Si tout se passe selon’ s'il te plaît, le 2012 on prévoit que ce sera une année active pour K. Giannari. Lors du dernier Festival de Thessalonique, en novembre dernier, où Giannaris a eu l'honneur de projeter tous ses films, Laurent Cardis, conservateur principal du cinéma au Museum of Modern Art de New York (et président du Jury du festival dont Giannaris était membre), enthousiasmé par "Shards", les journaux filmés expérimentaux du réalisateur grec. En fait, la pensée de M.. Cardis présentera "Fragments" au MoMA la saison prochaine, alors que, comme nous l'a dit M.. Giannaris, "Fragments" peut également être diffusé sur Image Forum, un festival majeur organisé à Tokyo et Yokohama.
"Fragments" est le titre général avec lequel K. Giannaris a baptisé les notes de film qu'il a conservées pendant des années (et c'est toujours le cas). Cinéaste passionné, le K. Giannaris, où il va, il porte un appareil photo avec lui. Aujourd’hui numérique, anciennement Super 8. Et ça tire tout. Comme les notes. "Comme un écrivain dans ma position prendrait des notes dans un cahier ou qu'un peintre ferait des croquis, c'est comme ça que je filme aussi. Et puis je les ai mis de côté".
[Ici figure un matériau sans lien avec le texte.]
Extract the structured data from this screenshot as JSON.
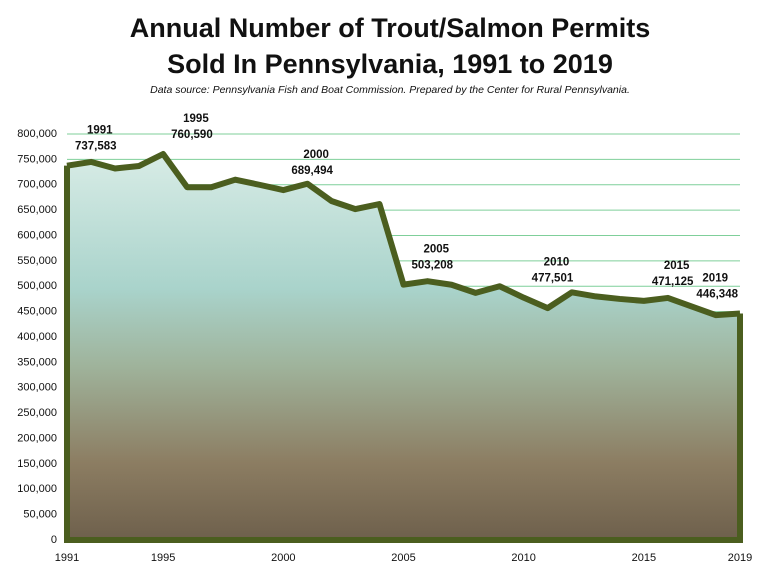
{
  "chart_data": {
    "type": "area",
    "title": [
      "Annual Number of Trout/Salmon Permits",
      "Sold In Pennsylvania, 1991 to 2019"
    ],
    "subtitle": "Data source: Pennsylvania Fish and Boat Commission. Prepared by the Center for Rural Pennsylvania.",
    "x": [
      1991,
      1992,
      1993,
      1994,
      1995,
      1996,
      1997,
      1998,
      1999,
      2000,
      2001,
      2002,
      2003,
      2004,
      2005,
      2006,
      2007,
      2008,
      2009,
      2010,
      2011,
      2012,
      2013,
      2014,
      2015,
      2016,
      2017,
      2018,
      2019
    ],
    "values": [
      737583,
      745000,
      732000,
      737000,
      760590,
      695000,
      695000,
      710000,
      700000,
      689494,
      702000,
      668000,
      652000,
      662000,
      503208,
      510000,
      503000,
      487000,
      500000,
      477501,
      457000,
      488000,
      480000,
      475000,
      471125,
      477000,
      460000,
      443000,
      446348
    ],
    "value_labels": [
      "737,583",
      null,
      null,
      null,
      "760,590",
      null,
      null,
      null,
      null,
      "689,494",
      null,
      null,
      null,
      null,
      "503,208",
      null,
      null,
      null,
      null,
      "477,501",
      null,
      null,
      null,
      null,
      "471,125",
      null,
      null,
      null,
      "446,348"
    ],
    "color": "#4b5e1f",
    "xlim": [
      1991,
      2019
    ],
    "xticks": [
      1991,
      1995,
      2000,
      2005,
      2010,
      2015,
      2019
    ],
    "ylim": [
      0,
      800000
    ],
    "yticks": [
      0,
      {
        "value": 50000,
        "label": "50,000"
      },
      {
        "value": 100000,
        "label": "100,000"
      },
      {
        "value": 150000,
        "label": "150,000"
      },
      {
        "value": 200000,
        "label": "200,000"
      },
      {
        "value": 250000,
        "label": "250,000"
      },
      {
        "value": 300000,
        "label": "300,000"
      },
      {
        "value": 350000,
        "label": "350,000"
      },
      {
        "value": 400000,
        "label": "400,000"
      },
      {
        "value": 450000,
        "label": "450,000"
      },
      {
        "value": 500000,
        "label": "500,000"
      },
      {
        "value": 550000,
        "label": "550,000"
      },
      {
        "value": 600000,
        "label": "600,000"
      },
      {
        "value": 650000,
        "label": "650,000"
      },
      {
        "value": 700000,
        "label": "700,000"
      },
      {
        "value": 750000,
        "label": "750,000"
      },
      {
        "value": 800000,
        "label": "800,000"
      }
    ],
    "grid": true,
    "grid_color": "#7fcf9a"
  }
}
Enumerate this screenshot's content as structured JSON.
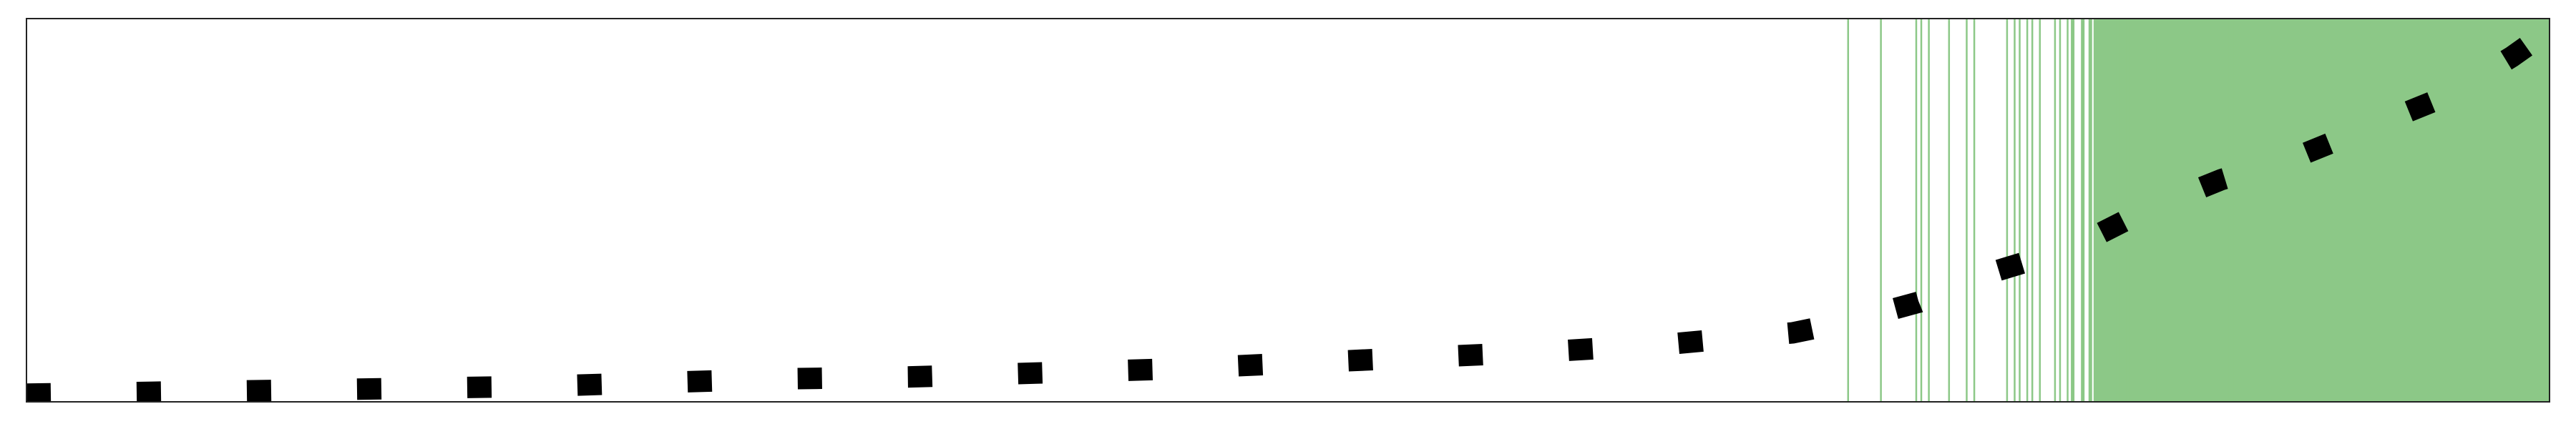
{
  "chart_data": {
    "type": "line",
    "title": "",
    "xlabel": "",
    "ylabel": "",
    "xlim": [
      0,
      100
    ],
    "ylim": [
      0,
      100
    ],
    "grid": false,
    "legend": "none",
    "series": [
      {
        "style": "dashed",
        "color": "#000000",
        "x": [
          0,
          5,
          10,
          15,
          20,
          25,
          30,
          35,
          40,
          45,
          50,
          55,
          60,
          65,
          70,
          72.2,
          75,
          78,
          81,
          84,
          87,
          90,
          93,
          96,
          98.5,
          100
        ],
        "y": [
          2,
          2.5,
          3,
          3.5,
          4,
          5,
          6,
          6.5,
          7.5,
          8.5,
          10,
          11.5,
          13,
          15,
          18,
          21,
          26,
          34,
          40,
          50,
          58,
          64,
          72,
          80,
          90,
          97
        ]
      }
    ],
    "shaded_region": {
      "color": "#8cc887",
      "solid_span": [
        82,
        100
      ],
      "vertical_lines_x": [
        72.2,
        73.5,
        74.9,
        75.1,
        75.4,
        76.2,
        76.9,
        77.2,
        78.5,
        78.8,
        79.0,
        79.3,
        79.5,
        79.8,
        80.4,
        80.6,
        80.9,
        81.1,
        81.5,
        81.8,
        82.0,
        82.4,
        82.6,
        82.9,
        83.3,
        83.8,
        84.2,
        84.5,
        85.0,
        86.3,
        86.8,
        87.2,
        87.4
      ]
    }
  }
}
Mais il semble qu'à un moment donné, il s'en soit souvenu et ait décidé de les combiner en deux "chapitres" d'une durée totale d'environ trois heures et demie.. Ils ont des images de la vie de Giannaris à Londres, où il a étudié et fait du cinéma, affaires personnelles, érotiquement, encore plus difficile, comme les funérailles d'un cousin.
En quoi,que dire du dernier film "troublé" de "Man at sea", le K. Giannaris espère sortir en salles cet hiver, car c'est "un film qui a traversé de nombreuses vagues et qui cherche désormais son contact avec le public". Pour le moment, il n'a pas réussi à trouver une distribution en Grèce, malgré sa participation au Festival de Berlin l'année dernière (Panorama) et au Festival de Thessalonique il y a quelques mois, où il a été montré avec une nouvelle édition.
Giannaris estime toujours que le tournage de "L'Homme à la mer" a été le plus difficile de sa carrière, mais il ajoute: "Ce plan était ambitieux et avait un sentiment de vanité par rapport au maigre budget. C'était une grande entreprise réalisée sous une pression insupportable". D'après le réalisateur en tout cas, le producteur du film George Lykiardopoulos est en train de trouver un distributeur.
Tant à Thessalonique qu'à la Cinémathèque et également à la Sorbonne Université, où il a récemment donné des séminaires sur son travail, le K. Giannaris a de nouveau ressenti la joie de profiter de ses films en tant que simple spectateur. "Lorsque vous êtes sur le plateau ou en cours de montage, vous perdez le contact émotionnel avec l'événement que vous créez vous-même" nous a-t-il dit. "Il faut au moins cinq ans _ surtout dans les longs métrages avec les difficultés et les traumatismes du tournage _ pour pouvoir les regarder en tant que spectateur.. Et quand cela arrive, comme ça m'est arrivé, le sentiment est génial".